Multiple moments stand out. The intercuts of Tony Joe White’s sweltering swamp blues ‘Polk Salad Annie’. Simmering in rehearsals with the band, Elvis scarlet red-shirted, sunglasses on, playful, and brought to boiling point in the International ballroom, the great James Burton’s guitar licks murderously precise. A joyous, careering ‘Burning Love’. The monumentally overblown take on Paul Simon’s ‘Bridge Over Troubled Water’, Elvis a breathless, bent-double picture of complete physical commitment. The more intimate snapshots of his interactions with The Sweet Inspirations, where his lips curl into a smile, there’s mischief in his eyes, a man so utterly, charismatically, unapologetically male.
Altogether, it took me back to my own essence of Elvis. Before I knew anything of his story, I had Elvis 40 Greatest on double pink vinyl, the first record my parents ever bought me for me. I have my copy still, scratched and warped from all the times I played it on their old mono turntable record player, ten-years-old, ears pressed to the speaker, trying to figure out the words he was singing. To me then, Elvis was music. In EPiC, it’s everything he is again.

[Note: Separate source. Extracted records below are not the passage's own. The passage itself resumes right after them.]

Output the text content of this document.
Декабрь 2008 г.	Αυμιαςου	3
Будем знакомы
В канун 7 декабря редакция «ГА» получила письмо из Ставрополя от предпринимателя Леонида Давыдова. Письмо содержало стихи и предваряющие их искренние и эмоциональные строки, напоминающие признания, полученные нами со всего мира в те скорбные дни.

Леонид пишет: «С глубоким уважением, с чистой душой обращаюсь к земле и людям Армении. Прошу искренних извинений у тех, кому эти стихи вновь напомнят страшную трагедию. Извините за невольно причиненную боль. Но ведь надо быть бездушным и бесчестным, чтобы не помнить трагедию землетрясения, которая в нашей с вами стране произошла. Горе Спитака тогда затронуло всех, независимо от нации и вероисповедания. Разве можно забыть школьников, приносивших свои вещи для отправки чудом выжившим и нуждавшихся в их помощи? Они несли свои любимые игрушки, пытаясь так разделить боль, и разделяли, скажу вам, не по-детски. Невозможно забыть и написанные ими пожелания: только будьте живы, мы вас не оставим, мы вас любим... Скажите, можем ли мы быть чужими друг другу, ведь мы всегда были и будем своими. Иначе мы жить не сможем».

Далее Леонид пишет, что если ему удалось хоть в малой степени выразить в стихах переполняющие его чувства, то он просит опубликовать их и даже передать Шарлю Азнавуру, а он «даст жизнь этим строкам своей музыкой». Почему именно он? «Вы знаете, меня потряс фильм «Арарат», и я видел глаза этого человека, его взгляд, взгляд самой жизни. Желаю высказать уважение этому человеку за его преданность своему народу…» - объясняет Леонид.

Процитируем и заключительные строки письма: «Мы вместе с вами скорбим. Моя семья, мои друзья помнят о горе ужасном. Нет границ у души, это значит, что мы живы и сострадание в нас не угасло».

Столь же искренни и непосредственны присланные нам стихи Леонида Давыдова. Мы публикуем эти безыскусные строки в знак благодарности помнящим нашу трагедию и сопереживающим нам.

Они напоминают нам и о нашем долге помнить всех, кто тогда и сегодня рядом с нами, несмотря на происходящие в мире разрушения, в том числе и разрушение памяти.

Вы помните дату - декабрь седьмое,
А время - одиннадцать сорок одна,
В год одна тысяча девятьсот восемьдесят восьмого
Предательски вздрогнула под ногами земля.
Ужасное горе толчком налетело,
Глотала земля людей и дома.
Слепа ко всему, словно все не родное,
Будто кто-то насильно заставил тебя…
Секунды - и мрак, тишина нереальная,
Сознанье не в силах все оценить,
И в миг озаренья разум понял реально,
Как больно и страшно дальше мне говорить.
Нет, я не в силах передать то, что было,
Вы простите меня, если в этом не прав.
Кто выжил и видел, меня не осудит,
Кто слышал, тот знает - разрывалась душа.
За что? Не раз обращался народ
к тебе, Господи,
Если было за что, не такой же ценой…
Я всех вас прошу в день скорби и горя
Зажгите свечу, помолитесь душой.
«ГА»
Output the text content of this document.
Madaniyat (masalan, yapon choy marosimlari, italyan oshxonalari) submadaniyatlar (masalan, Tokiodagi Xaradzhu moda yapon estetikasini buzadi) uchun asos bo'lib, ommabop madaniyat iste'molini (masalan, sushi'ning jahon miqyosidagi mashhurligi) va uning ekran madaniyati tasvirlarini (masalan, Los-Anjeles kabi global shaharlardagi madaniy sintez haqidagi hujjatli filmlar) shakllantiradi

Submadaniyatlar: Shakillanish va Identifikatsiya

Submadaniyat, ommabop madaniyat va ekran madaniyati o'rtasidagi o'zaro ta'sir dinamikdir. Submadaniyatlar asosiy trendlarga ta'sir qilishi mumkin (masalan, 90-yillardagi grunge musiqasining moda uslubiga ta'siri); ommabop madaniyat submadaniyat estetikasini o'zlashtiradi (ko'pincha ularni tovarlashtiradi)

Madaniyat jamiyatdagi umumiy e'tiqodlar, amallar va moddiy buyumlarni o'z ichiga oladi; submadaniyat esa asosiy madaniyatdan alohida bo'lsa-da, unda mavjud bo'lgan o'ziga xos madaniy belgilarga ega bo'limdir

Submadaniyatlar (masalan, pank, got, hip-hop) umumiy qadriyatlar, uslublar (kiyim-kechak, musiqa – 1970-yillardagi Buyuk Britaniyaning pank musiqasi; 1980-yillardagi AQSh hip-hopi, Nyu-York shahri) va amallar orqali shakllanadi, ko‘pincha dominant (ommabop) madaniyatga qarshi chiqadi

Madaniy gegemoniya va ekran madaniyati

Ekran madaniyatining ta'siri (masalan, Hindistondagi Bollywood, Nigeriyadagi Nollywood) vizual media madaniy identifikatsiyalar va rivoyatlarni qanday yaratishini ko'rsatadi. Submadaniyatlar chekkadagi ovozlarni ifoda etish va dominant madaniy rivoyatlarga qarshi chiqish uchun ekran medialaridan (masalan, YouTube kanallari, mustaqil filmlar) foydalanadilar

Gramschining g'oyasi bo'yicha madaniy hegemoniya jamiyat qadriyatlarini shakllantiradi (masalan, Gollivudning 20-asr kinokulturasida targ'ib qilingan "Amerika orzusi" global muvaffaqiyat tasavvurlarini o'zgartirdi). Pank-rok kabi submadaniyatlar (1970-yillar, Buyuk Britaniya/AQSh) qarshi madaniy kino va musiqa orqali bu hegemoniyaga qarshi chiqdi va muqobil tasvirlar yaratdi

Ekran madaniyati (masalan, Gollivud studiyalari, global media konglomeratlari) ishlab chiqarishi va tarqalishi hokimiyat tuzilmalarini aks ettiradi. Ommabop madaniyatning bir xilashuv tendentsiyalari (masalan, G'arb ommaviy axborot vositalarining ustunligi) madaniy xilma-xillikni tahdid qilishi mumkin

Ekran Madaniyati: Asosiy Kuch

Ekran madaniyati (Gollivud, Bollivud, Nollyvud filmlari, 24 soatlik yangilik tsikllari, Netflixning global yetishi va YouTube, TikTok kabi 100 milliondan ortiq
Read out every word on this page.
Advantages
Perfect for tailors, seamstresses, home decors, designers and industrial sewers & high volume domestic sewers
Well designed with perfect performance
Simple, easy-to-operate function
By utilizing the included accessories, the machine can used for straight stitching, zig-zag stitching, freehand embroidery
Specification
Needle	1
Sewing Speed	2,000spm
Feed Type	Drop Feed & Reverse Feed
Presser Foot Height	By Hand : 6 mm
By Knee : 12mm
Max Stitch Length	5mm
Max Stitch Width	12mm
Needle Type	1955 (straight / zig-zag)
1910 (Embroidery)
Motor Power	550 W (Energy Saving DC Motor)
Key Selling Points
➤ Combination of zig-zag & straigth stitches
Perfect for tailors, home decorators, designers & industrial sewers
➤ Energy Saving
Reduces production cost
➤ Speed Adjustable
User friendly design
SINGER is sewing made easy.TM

The Elvis biography exists in the margins of EPiC. The manipulations of Tom Parker in asides. His bloat in the later scenes. His dead pinned eyes in one interview segment. The ruin of him foretold. Luhrmann doesn’t follow him into the abyss, there’s nothing here from his last, tragi-pathetic Vegas residency and tour of 1976. Rather, there is a snatch of Elvis singing the line from ‘American Trilogy’, “you know your daddy’s bound to die,” a catch of something fleeting across the faces of The Sweet Inspirations – concern, fear, trepidation, knowing? There and gone but profoundly moving all the same.
THIS ISN’T EITHER A holding to account. Elvis as cultural appropriator, his courtship of the child Priscilla Beaulieu, Nixon’s wannabe lackey, his drugged-out dislocation, the full complicated mess of him, none of it is up for scrutiny under Luhrmann’s lens, and none of it matters one jot in this context.
What does matter, what says all that really needs ever be said about Elvis, happens towards the end of the film and in five awesome minutes. This is the time it takes for ‘Suspicious Minds’ to wind up and crescendo, and with Elvis’ spasmic gyrations to each shotgun-crack of the mighty Ronnie Tuff’s snare drum. I sat watching it unfold with mouth agape, heart beating fast, thrilled, immersed, overwhelmed.
It’s taken from 1970. The Beatles have imploded, The Stones are off making Sticky Fingers, Dylan’s gone country, outside the Vietnam War rages, protest, discontent, and revolution are fermenting in the air, Nixon’s Watergate is in the wind, and this is a bejewelled man playing with a big showband in a cabaret room. And he is completely extraordinary. Raw, primal, human dynamite. Fourteen hours later, I believe it to be the single most magnificent, colossal performance I’ve ever witnessed. One other apart, its equal, Ali, the Rumble in the Jungle, in another brilliant documentary, When We Were Kings from 1996.
Like Ali, at core Elvis knew himself best. Luhrmann captures him speaking his truth. “I am,” he demurs, “just an entertainer.” One, though, like no other before or since, or likely ever.